NITROUS OXIDE SEDATION
Children have a higher base metabolic rate, respiratory rate and heart rate, and lower blood pressure (compared to adults). They have narrower airways, and may present with enlarged tonsils and/or adenoids, and more oral secretions. Children are also at increased risk of desaturation (smaller oxygen reserve) and medications can have more variable effects.
Conscious sedation occurs when there is minimal suppression of the patient’s level of consciousness. The patient retains the ability to control their own airway and is able to respond to physical and verbal stimuli. The purpose of nitrous oxide sedation is to reduce fear/apprehension/anxiety and fatigue, while raising the patient’s pain threshold. Nitrous oxide has a rapid onset and recovery due to the very low plasma solubility. It is easily titratable and lacks serious adverse effects.
Minimum alveolar concentration (MAC) is a measure of the potency, defined as the concentration required to produce immobility in 50% of the patients. The MAC for NO is 105%. There is no biotransformation of the gas which is rapidly excreted by the lungs.
The total flow rate during the procedure is 4-6L/min, enough to keep the reservoir bag 1/3 to 2/3rds full. A mixture of oxygen and nitrous oxide is used. The proportion is increased in 10-20% increments until that patient reaches the drift plateau. The maintenance dose of nitrous oxide is usually around 30%. Oxygen should not strop below 30%, and the maximum dose of nitrous should not exceed 50%. Local anesthesia is still used since the gas only produces a little analgesia.
There are 4 stages of anesthesia. Patients undergoing conscious sedation are prevented from reaching the second stage. Within the first stage there are four plateaus.
- Stage I (stage of analgesia or disorientation): from induction of general anesthesia to loss of consciousness. Four plateaus of Stage I anesthesia (analgesia):
- Paresthesia: tingling of hands, feet. Lightheadedness.
- Vasomotor: warm sensations.
- Drift: euphoria, pupils centrally fixed, sensation of floating. The target plateau.
- Dream: eyes closed but will open in response to questions; difficulty in speaking; jaw sags open. This is where the dose would be adjusted to prevent drifting into stage II.
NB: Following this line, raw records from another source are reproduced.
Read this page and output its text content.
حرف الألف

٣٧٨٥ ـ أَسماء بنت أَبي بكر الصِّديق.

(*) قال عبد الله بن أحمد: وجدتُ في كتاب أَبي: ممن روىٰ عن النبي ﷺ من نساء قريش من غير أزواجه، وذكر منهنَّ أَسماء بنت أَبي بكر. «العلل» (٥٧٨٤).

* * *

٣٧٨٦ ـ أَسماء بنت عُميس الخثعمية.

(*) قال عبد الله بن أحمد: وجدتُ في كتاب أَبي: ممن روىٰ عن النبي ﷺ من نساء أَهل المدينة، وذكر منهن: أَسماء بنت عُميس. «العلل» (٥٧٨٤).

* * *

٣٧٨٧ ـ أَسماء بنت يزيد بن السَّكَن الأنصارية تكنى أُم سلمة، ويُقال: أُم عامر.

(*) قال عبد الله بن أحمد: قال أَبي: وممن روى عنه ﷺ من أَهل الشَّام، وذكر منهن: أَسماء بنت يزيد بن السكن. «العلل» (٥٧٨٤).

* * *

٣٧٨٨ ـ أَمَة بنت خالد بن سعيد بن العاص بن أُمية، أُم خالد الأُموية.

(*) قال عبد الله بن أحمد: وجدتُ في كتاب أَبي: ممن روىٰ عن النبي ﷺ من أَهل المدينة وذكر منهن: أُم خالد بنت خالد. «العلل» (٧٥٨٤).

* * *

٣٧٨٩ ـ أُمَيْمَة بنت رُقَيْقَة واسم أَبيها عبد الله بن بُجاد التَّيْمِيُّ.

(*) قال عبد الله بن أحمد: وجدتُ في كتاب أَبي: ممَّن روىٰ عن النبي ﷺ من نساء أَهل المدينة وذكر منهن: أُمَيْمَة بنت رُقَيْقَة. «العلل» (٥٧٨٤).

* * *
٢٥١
- Stage II (stage of excitement or delirium): from loss of consciousness to onset of automatic breathing. An anesthetist wants to pass through this stage quickly.
- Stage III (stage of surgical anesthesia): from onset of automatic respiration to respiratory paralysis. It is divided into four planes.
- Stage IV: respiratory paralysis till death. Anesthetic overdose causes medullary paralysis.
Nausea and vomiting are the most common side effects of nitrous oxide sedation. When the procedure is completed diffusion hypoxia can occur. The nitrous oxide is quick to push out of the tissues (high MAC) and can dilute the available oxygen in the lungs. For this reason patients are given 100% oxygen for 3-5 minutes following the procedure.
SEDATIVE HYPNOTICS
Chloral Hydrate is commonly used in pediatric sedation. It acts on the central nervous system to induce sedation and sleepiness but at normal doses does not affect breathing, reflexes or blood pressure. Onset is within 30 mins when given orally. There is often a period of excitement and irritability prior to sedation.
Short acting Barbiturates like Secobarbital (Seconal) and Pentobarbital (Numbutal) are occasionally used in conscious sedation, but of limited value. They can cause paradoxical excitement.
Benzodiazepines like Versed is the most commonly used pediatric premedication before general anesthesia.